Clicking on the first plot in the ‘Distribution’ column (Fig. 19) shows that the above-mentioned MEME, DREME and SHEP motifs are also the most significant in terms of local motif enrichment analysis according to CentriMo (Fig. 20). In this study case, we allowed CentriMo to find the region of the sequences with the highest motif enrichment among all possible regions, not just centered ones. The fact that the most significant region of enrichment of the MEME Puf3p motif is centered in the cross-linking regions is strong evidence that the PAR-CLIP experiment was successful.

Figure 20.

CentriMo analysis of Puf3p PAR-CLIP cross-linking regions (top three most locally enriched motifs).

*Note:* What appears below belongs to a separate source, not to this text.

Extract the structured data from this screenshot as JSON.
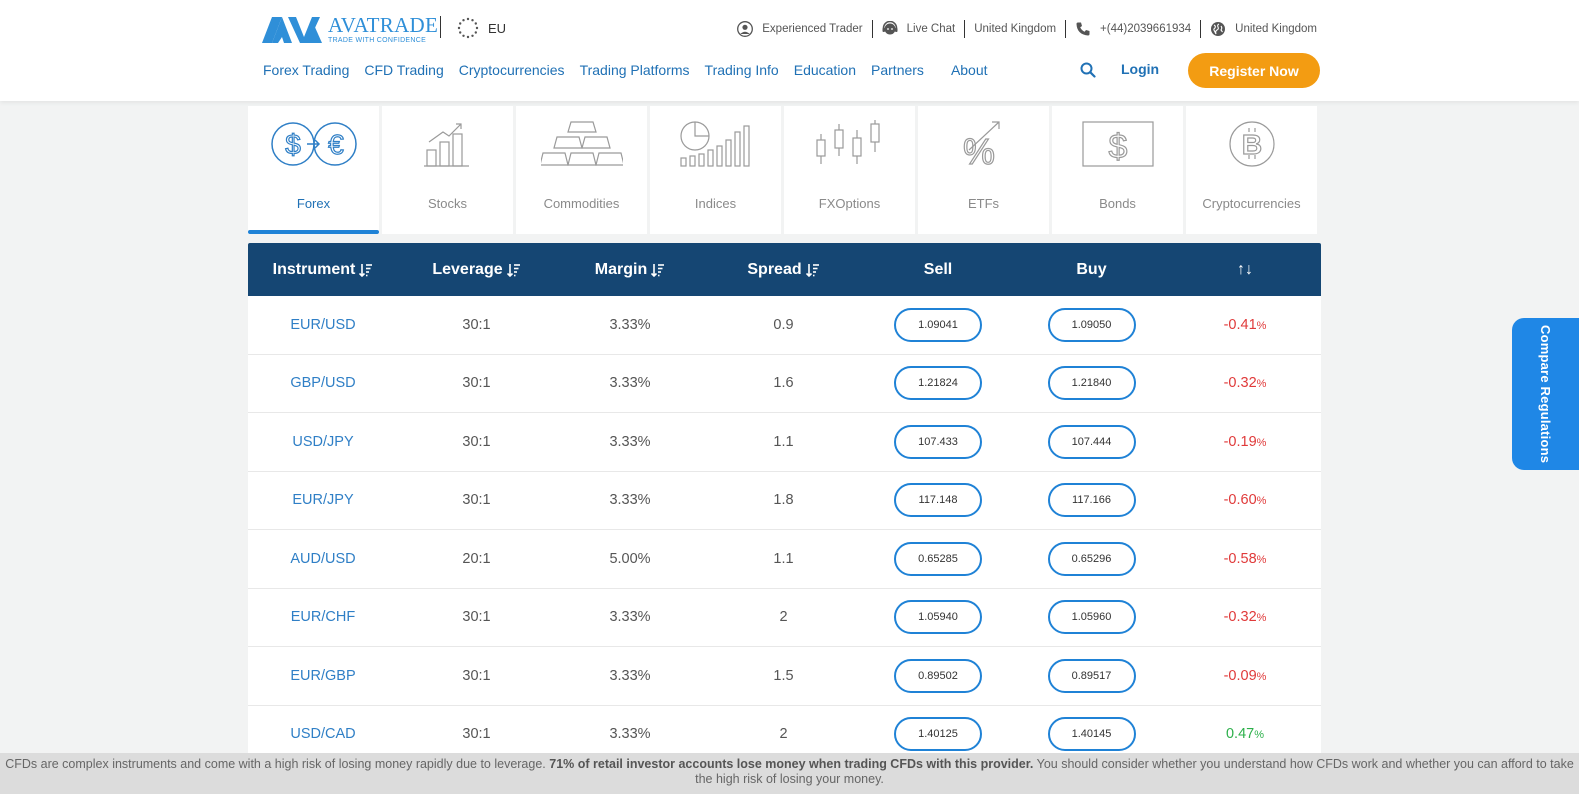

Returning to the main MEME-ChIP output, the top four motifs (Fig. 21) include a very long MEME motif consisting mainly of pyrimidines, and a motif from Puf3p’s protein family (Pumilio-family, ‘PUM RNCMPT00101’). The biological interpretation of the MEME pyrimidine-rich motif (the third motif in Fig. 21) is not clear, although the CentriMo output shows it to match almost 20% of the 100-bp cross-linking regions at a score of at least 5 bits. This compares with almost 45% for the MEME Puf3p-like motif (data not shown). As for the known Pumilio-family motif, it differs substantially from the reported Puf3p consensus, which is consistent with it being less significantly enriched in the cross-linking regions.

Figure 21.

Puf3p MEME-ChIP report (top four motifs).